Première traduction des sanctions annoncées jeudi : dès ce vendredi, une brigade nationale de vétérinaires doit être présente dans les locaux de l'entreprise pour poursuivre les investigations et expertises. Selon le ministre de l'Agriculture Stéphane Le Foll, les résultats de ces investigations devraient être rendus dans une semaine pour décider d'un retrait d'agrément définitif ou pas. Un comité d'entreprise devrait également se dérouler vendredi matin dans les locaux, selon les syndicats.

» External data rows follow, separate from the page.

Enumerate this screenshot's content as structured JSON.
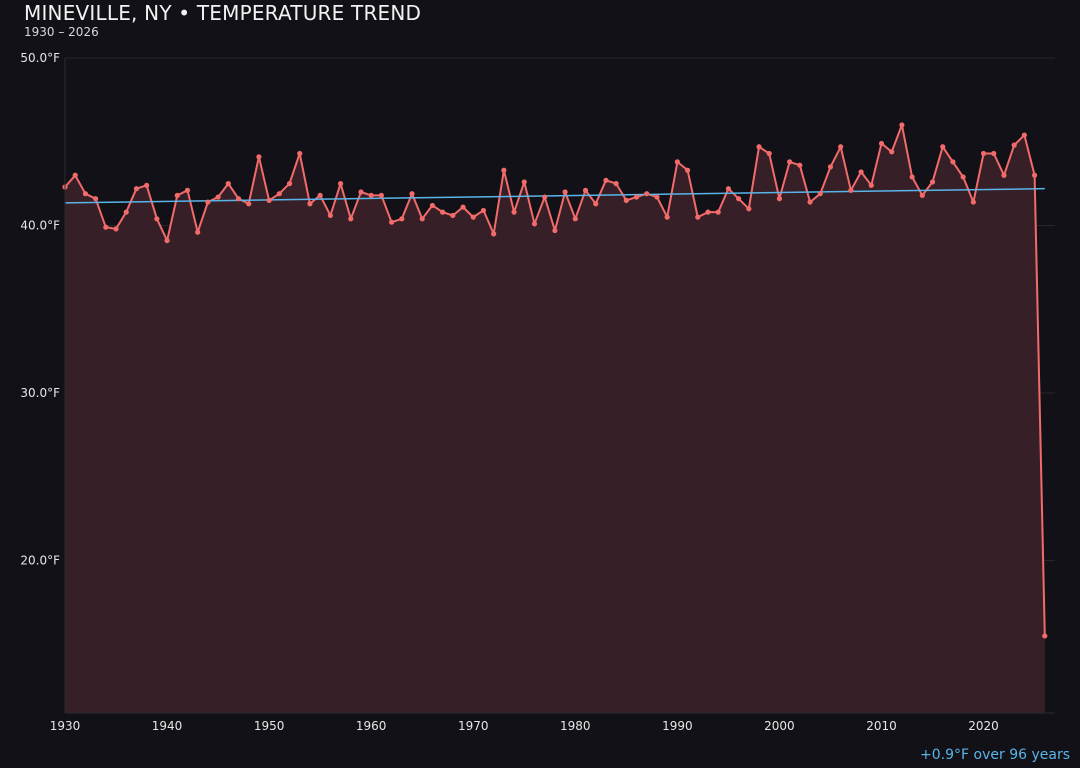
{
  "chart_data": {
    "type": "area",
    "title": "MINEVILLE, NY • TEMPERATURE TREND",
    "subtitle": "1930 – 2026",
    "annotation": "+0.9°F over 96 years",
    "xlim": [
      1930,
      2027
    ],
    "ylim": [
      10.9,
      50
    ],
    "grid": true,
    "x_ticks": [
      1930,
      1940,
      1950,
      1960,
      1970,
      1980,
      1990,
      2000,
      2010,
      2020
    ],
    "y_ticks": [
      20,
      30,
      40,
      50
    ],
    "y_tick_labels": [
      "20.0°F",
      "30.0°F",
      "40.0°F",
      "50.0°F"
    ],
    "x": [
      1930,
      1931,
      1932,
      1933,
      1934,
      1935,
      1936,
      1937,
      1938,
      1939,
      1940,
      1941,
      1942,
      1943,
      1944,
      1945,
      1946,
      1947,
      1948,
      1949,
      1950,
      1951,
      1952,
      1953,
      1954,
      1955,
      1956,
      1957,
      1958,
      1959,
      1960,
      1961,
      1962,
      1963,
      1964,
      1965,
      1966,
      1967,
      1968,
      1969,
      1970,
      1971,
      1972,
      1973,
      1974,
      1975,
      1976,
      1977,
      1978,
      1979,
      1980,
      1981,
      1982,
      1983,
      1984,
      1985,
      1986,
      1987,
      1988,
      1989,
      1990,
      1991,
      1992,
      1993,
      1994,
      1995,
      1996,
      1997,
      1998,
      1999,
      2000,
      2001,
      2002,
      2003,
      2004,
      2005,
      2006,
      2007,
      2008,
      2009,
      2010,
      2011,
      2012,
      2013,
      2014,
      2015,
      2016,
      2017,
      2018,
      2019,
      2020,
      2021,
      2022,
      2023,
      2024,
      2025,
      2026
    ],
    "values": [
      42.3,
      43.0,
      41.9,
      41.6,
      39.9,
      39.8,
      40.8,
      42.2,
      42.4,
      40.4,
      39.1,
      41.8,
      42.1,
      39.6,
      41.4,
      41.7,
      42.5,
      41.6,
      41.3,
      44.1,
      41.5,
      41.9,
      42.5,
      44.3,
      41.3,
      41.8,
      40.6,
      42.5,
      40.4,
      42.0,
      41.8,
      41.8,
      40.2,
      40.4,
      41.9,
      40.4,
      41.2,
      40.8,
      40.6,
      41.1,
      40.5,
      40.9,
      39.5,
      43.3,
      40.8,
      42.6,
      40.1,
      41.7,
      39.7,
      42.0,
      40.4,
      42.1,
      41.3,
      42.7,
      42.5,
      41.5,
      41.7,
      41.9,
      41.7,
      40.5,
      43.8,
      43.3,
      40.5,
      40.8,
      40.8,
      42.2,
      41.6,
      41.0,
      44.7,
      44.3,
      41.6,
      43.8,
      43.6,
      41.4,
      41.9,
      43.5,
      44.7,
      42.1,
      43.2,
      42.4,
      44.9,
      44.4,
      46.0,
      42.9,
      41.8,
      42.6,
      44.7,
      43.8,
      42.9,
      41.4,
      44.3,
      44.3,
      43.0,
      44.8,
      45.4,
      43.0,
      15.5
    ],
    "trend": {
      "start": [
        1930,
        41.35
      ],
      "end": [
        2026,
        42.2
      ]
    },
    "colors": {
      "line": "#f26b6b",
      "fill": "#361f26",
      "trend": "#5ab4e8",
      "background": "#121117",
      "grid": "#2a2328"
    }
  }
}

"La direction ne nous a pas parlé"
Mais cette sanction fait aussi peser une lourde incertitude sur l'avenir de cette importante entreprise de Castelnaudary, qui emploie environ 300 personnes. Vendredi matin, un comité d'entreprise extraordinaire s'est tenu chez Spanghero, à l'issue duquel Christophe Giry, directeur commercial, a donné lecture d'un communiqué élaboré avec le personnel. Un texte dénonçant la décision prise par le ministre délégué à la Consommation Benoît Hamon et le ministre de l'Agriculture Stéphane Le Foll, qui "condamne à mort 300 personnes et leurs familles, sans compter tous nos partenaires".
La veille au soir, à la sortie des locaux de la société, la quasi-totalité des employés, visiblement tendus, se refusaient à tout commentaire. "Ça nous choque, ça inquiète tout le monde", expliquait l'une des rares salariées à accepter de parler. Selon elle, "la direction ne nous a pas parlé aujourd'hui" des déboires de la société. "Il y a de quoi être inquiet", se bornait pour sa part à dire, au téléphone et sous couvert de l'anonymat, un représentant syndical de la société.
Spanghero s'était déjà retrouvée dans l'oeil du cyclone en juin 2011 lorsqu'elle avait dû rappeler à titre préventif une douzaine de tonnes de steaks hachés à la suite d'une alerte à la bactérie E.Coli pathogène. A l'époque, l'alerte avait été levée lorsque les analyses avaient dédouané les produits en question.